Kiedy Tomasz Karolak otrzymał z Hollywood propozycję zagrania w westernie u boku Billa Murraya, Sissy Spacek i Roberta Duvalla, zdecydowanie powiało wielkim światem. Karolak chętie podsycał plotki o swojej światowej karierze:
To była wielka przygoda i fantastyczne doświadczenie - chwalił się. Co wieczór wydawano dla nas kolację, podczas których miałem okazję poznać ludzi.
Gdy skończyło się ujęcie, ekipa biła Tomkowi brawo! - dodawał obecny na planie Darisuz Gąsiorowski z TVN.

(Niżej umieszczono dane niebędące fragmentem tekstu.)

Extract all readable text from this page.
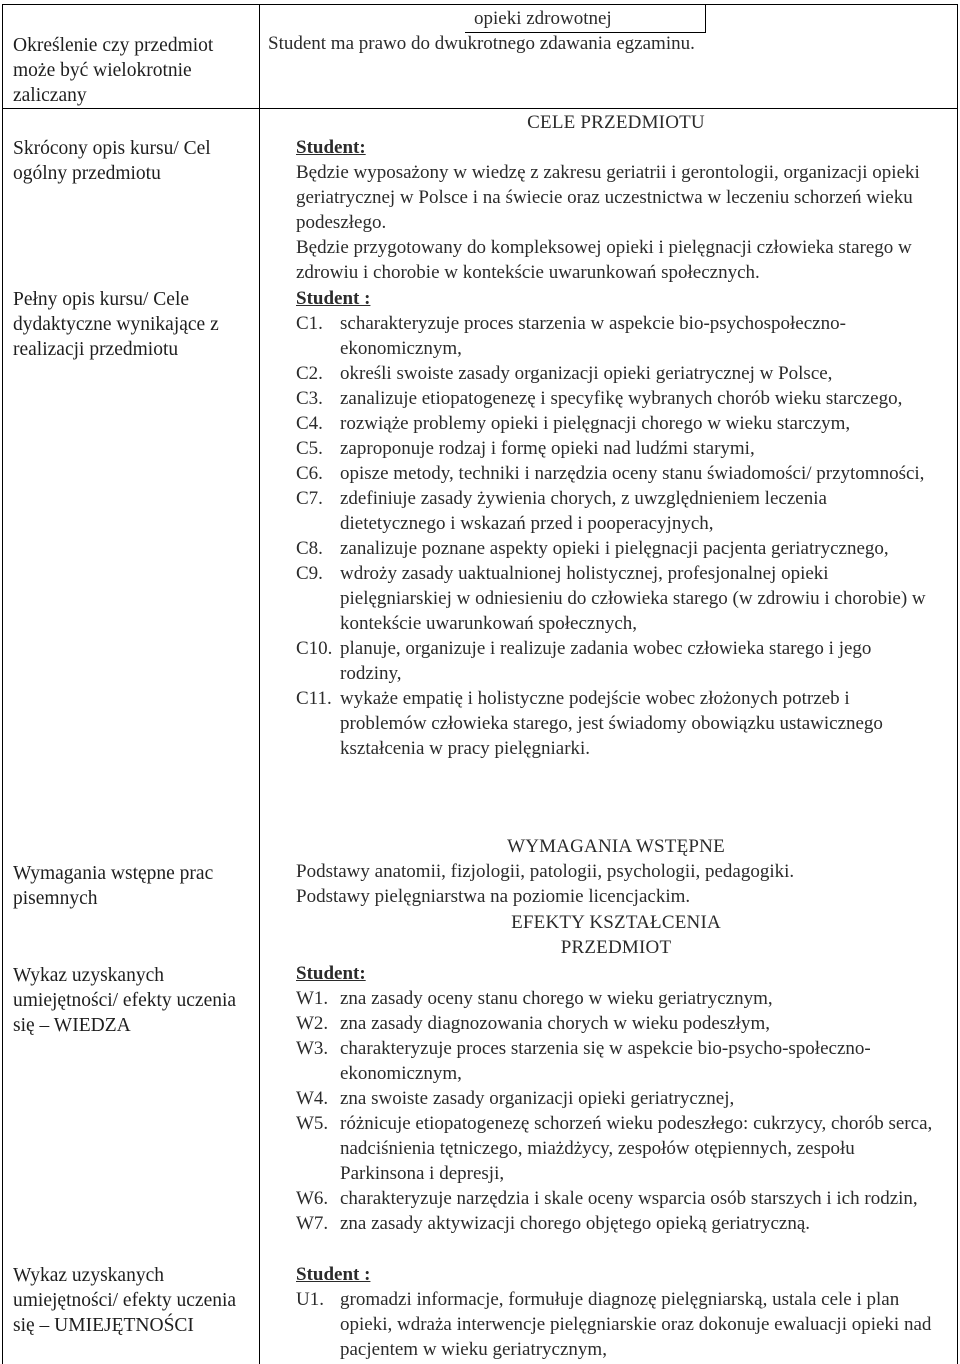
opieki zdrowotnej
Student ma prawo do dwukrotnego zdawania egzaminu.
Określenie czy przedmiot może być wielokrotnie zaliczany
Skrócony opis kursu/ Cel ogólny przedmiotu
Pełny opis kursu/ Cele dydaktyczne wynikające z realizacji przedmiotu
Wymagania wstępne prac pisemnych
Wykaz uzyskanych umiejętności/ efekty uczenia się – WIEDZA
Wykaz uzyskanych umiejętności/ efekty uczenia się – UMIEJĘTNOŚCI
CELE PRZEDMIOTU

Student:

Będzie wyposażony w wiedzę z zakresu geriatrii i gerontologii, organizacji opieki geriatrycznej w Polsce i na świecie oraz uczestnictwa w leczeniu schorzeń wieku podeszłego.

Będzie przygotowany do kompleksowej opieki i pielęgnacji człowieka starego w zdrowiu i chorobie w kontekście uwarunkowań społecznych.

Student :

C1. scharakteryzuje proces starzenia w aspekcie bio-psychospołeczno-ekonomicznym,
C2. określi swoiste zasady organizacji opieki geriatrycznej w Polsce,
C3. zanalizuje etiopatogenezę i specyfikę wybranych chorób wieku starczego,
C4. rozwiąże problemy opieki i pielęgnacji chorego w wieku starczym,
C5. zaproponuje rodzaj i formę opieki nad ludźmi starymi,
C6. opisze metody, techniki i narzędzia oceny stanu świadomości/ przytomności,
C7. zdefiniuje zasady żywienia chorych, z uwzględnieniem leczenia dietetycznego i wskazań przed i pooperacyjnych,
C8. zanalizuje poznane aspekty opieki i pielęgnacji pacjenta geriatrycznego,
C9. wdroży zasady uaktualnionej holistycznej, profesjonalnej opieki pielęgniarskiej w odniesieniu do człowieka starego (w zdrowiu i chorobie) w kontekście uwarunkowań społecznych,
C10. planuje, organizuje i realizuje zadania wobec człowieka starego i jego rodziny,
C11. wykaże empatię i holistyczne podejście wobec złożonych potrzeb i problemów człowieka starego, jest świadomy obowiązku ustawicznego kształcenia w pracy pielęgniarki.
WYMAGANIA WSTĘPNE

Podstawy anatomii, fizjologii, patologii, psychologii, pedagogiki.

Podstawy pielęgniarstwa na poziomie licencjackim.

EFEKTY KSZTAŁCENIA
PRZEDMIOT

Student:

W1. zna zasady oceny stanu chorego w wieku geriatrycznym,
W2. zna zasady diagnozowania chorych w wieku podeszłym,
W3. charakteryzuje proces starzenia się w aspekcie bio-psycho-społeczno-ekonomicznym,
W4. zna swoiste zasady organizacji opieki geriatrycznej,
W5. różnicuje etiopatogenezę schorzeń wieku podeszłego: cukrzycy, chorób serca, nadciśnienia tętniczego, miażdżycy, zespołów otępiennych, zespołu Parkinsona i depresji,
W6. charakteryzuje narzędzia i skale oceny wsparcia osób starszych i ich rodzin,
W7. zna zasady aktywizacji chorego objętego opieką geriatryczną.

Student :

U1. gromadzi informacje, formułuje diagnozę pielęgniarską, ustala cele i plan opieki, wdraża interwencje pielęgniarskie oraz dokonuje ewaluacji opieki nad pacjentem w wieku geriatrycznym,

Rzadko wspominano o tym, że film Get low jest koprodukcją, w której udziały ma także polski TVN i to on wymógł na Amerykanach, by zatrudnili kogoś z ich stacji. Strona amerykańska dopełniła warunków kontraktu po czym... wycięła sceny z udziałem Karolaka.
W jednej z wersji montażowych filmu nie uwzględniono wątku, na który składają się sceny z udziałem Tomka - przyznaje Gąsiorowski.
Ponieważ wersje są dwie, Karolak ma 50% szans. Niestety "jego" wątek nie jest zbyt istotny dla fabuły.